Explosive Synchronization-Based Brain Modulation Reduces Hypersensitivity in the Brain Network: A Computational Model Study

Abstract

Fibromyalgia (FM) is a chronic pain condition that is characterized by hypersensitivity to multimodal sensory stimuli, widespread pain, and fatigue. We have previously proposed explosive synchronization (ES), a phenomenon wherein a small perturbation to a network can lead to an abrupt state transition, as a potential mechanism of the hypersensitive FM brain. Therefore, we hypothesized that converting a brain network from ES to general synchronization (GS) may reduce the hypersensitivity of FM brain. To find an effective brain network modulation to convert ES into GS, we constructed a large-scale brain network model near criticality (i.e., an optimally balanced state between order and disorders), which reflects brain dynamics in conscious wakefulness, and adjusted two parameters: local structural connectivity and signal randomness of target brain regions. The network sensitivity to global stimuli was compared between the brain networks before and after the modulation. We found that only increasing the local connectivity of hubs (nodes with intense connections) changes ES to GS, reducing the sensitivity, whereas other types of modulation such as decreasing local connectivity, increasing and decreasing signal randomness are not effective. This study would help to develop a network mechanism-based brain modulation method to reduce the hypersensitivity in FM.
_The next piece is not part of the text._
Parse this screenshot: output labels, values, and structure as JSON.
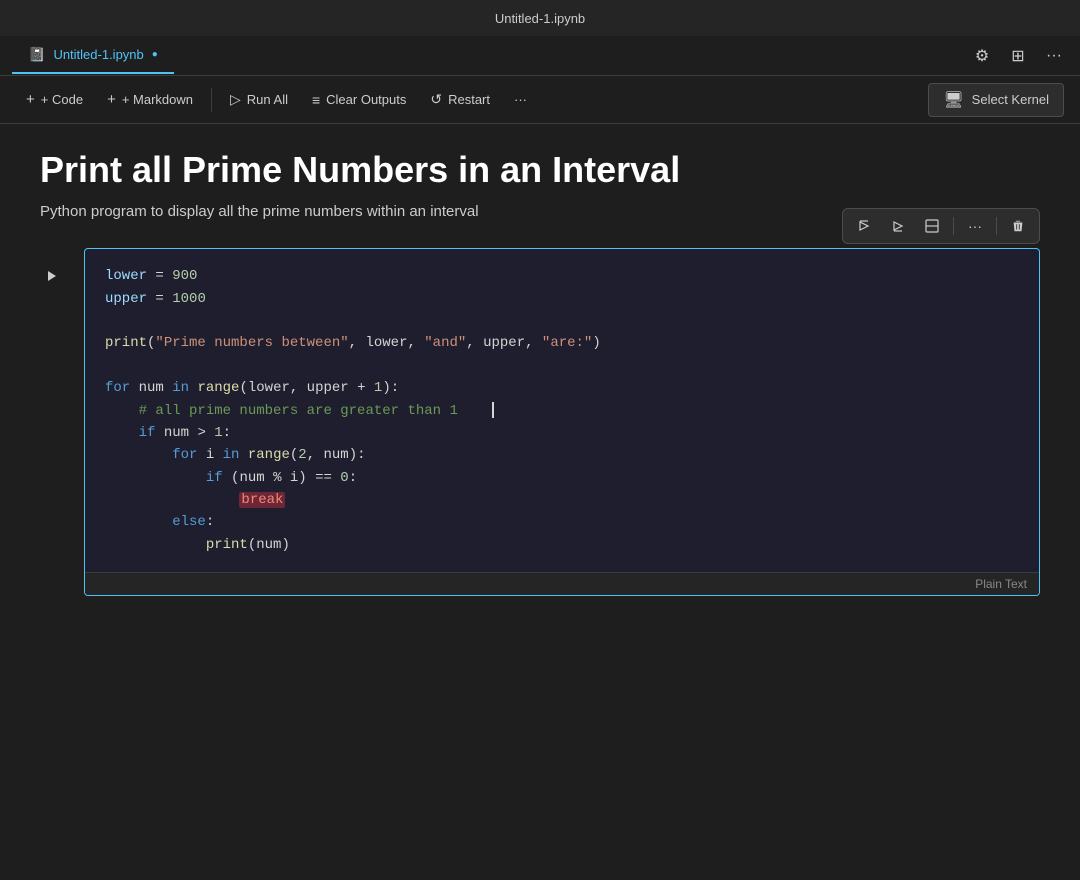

Keywords: brain network control; brain network model; brain stimulation; chronic pain; explosive synchronization; hypersensitivity; state transition; stimulation.

FIGURE 1

Schematic diagram of the study design. We simulated the fibromyalgia (FM) brain network using a model with the explosive synchronization (ES) mechanism. The ES brain network model was constructed using a modified coupled Stuart–Landau oscillator on an anatomically informed human brain network structure. We found a critical state of ES brain network model by calculating autocorrelation function (ACF) to simulate the FM brain during conscious wakefulness. Four different types of network modulation (local structural connectivity increase and decrease, signal randomness increase and decrease) with thirty different target brain regions were applied to the model to investigate which modulation types and which target brain regions can convert an ES network to one of general synchronization (GS), thereby reducing the sensitivity. Then, we induced external stimuli to the brain networks at a critical state before and after the modulation, evaluated sensitivity (responsivity and complexity) of the brain network responses, and compared the sensitivity between the networks before and after the modulation.

FIGURE 2

Synchronization transition shapes of four types of network modulation: (A) local structural connectivity increase (CI); (B) connectivity decrease (CD); (C) signal randomness (bifurcation parameter) increase (RI); (D) signal randomness (bifurcation parameter) decrease (RD). For each type of modulation, thirty different brain regions were targeted and modulated, respectively. The node modulation centered around the left precuneus is shown as an example of node modulation. A blue (orange) line indicates levels of network synchronization R along with a change of the coupling strength S of the model before (after) modulation. Only CI shows relatively gradual synchronization in the network after the modulation. The abrupt transition near the critical point, which is one of the characteristics of explosive synchronization (ES), is relatively maintained for CD, RI, and RD modulation.

FIGURE 3

Correlation values between node degree and frequency ρ^deg−freq of the networks before and after the four types of modulation: (A) CI, (B) CD, (C) RI, and (D) RD. The gray area indicates the mean standard errors of ρ^deg−freq over 30 different initial conditions of brain networks before the modulation. The colored square with error bars indicates the mean standard errors of ρ^deg−freq over 30 different initial conditions of brain networks after the modulation. Each marker indicates the centered target node for the modulation. A target node presenting a significant change after the modulation is marked with “*” (t-test, *p < 0.05). The CI modulation induces a significant decrease of ρ^deg−freq for most of the target nodes. In contrast, other types of modulation induce significant changes for the much smaller number of nodes (CD and RI). The RD modulation shows no change for all nodes.

FIGURE 4

Changes in brain network responsivity and complexity after the I modulation. The (A) responsivity and (B) complexity of the brain networks before and after the CI modulation are presented. The gray area covers 25–75% values of network responsivity (sensitivity) before the CI modulation over different initial conditions. The blue (green) colored area covers 25–75% values of network responsivity (complexity) after modulation over different initial conditions. A target node presenting significantly different responsivity (complexity) is marked as “⋆” (t-test, *p < 0.01). The CI modulation to the right and left insula, right precuneus, and left isthmus cingulate cortex results in decreased responsivity and complexity in the brain network.

FIGURE 5

The relationship between the node degree of target brain regions and the sensitivity after the CI modulation. The sensitivity was evaluated by responsivity and complexity. The relationships between the node degree of target brain regions and the (A) responsivity and (B) complexity are presented. The Spearman’s correlation coefficient between the network responsivity (complexity) and the average degree of target nodes is -0.52 (-0.43). The CI modulation to larger degree nodes (i.e., hubs) induces more decrease in the brain network sensitivity.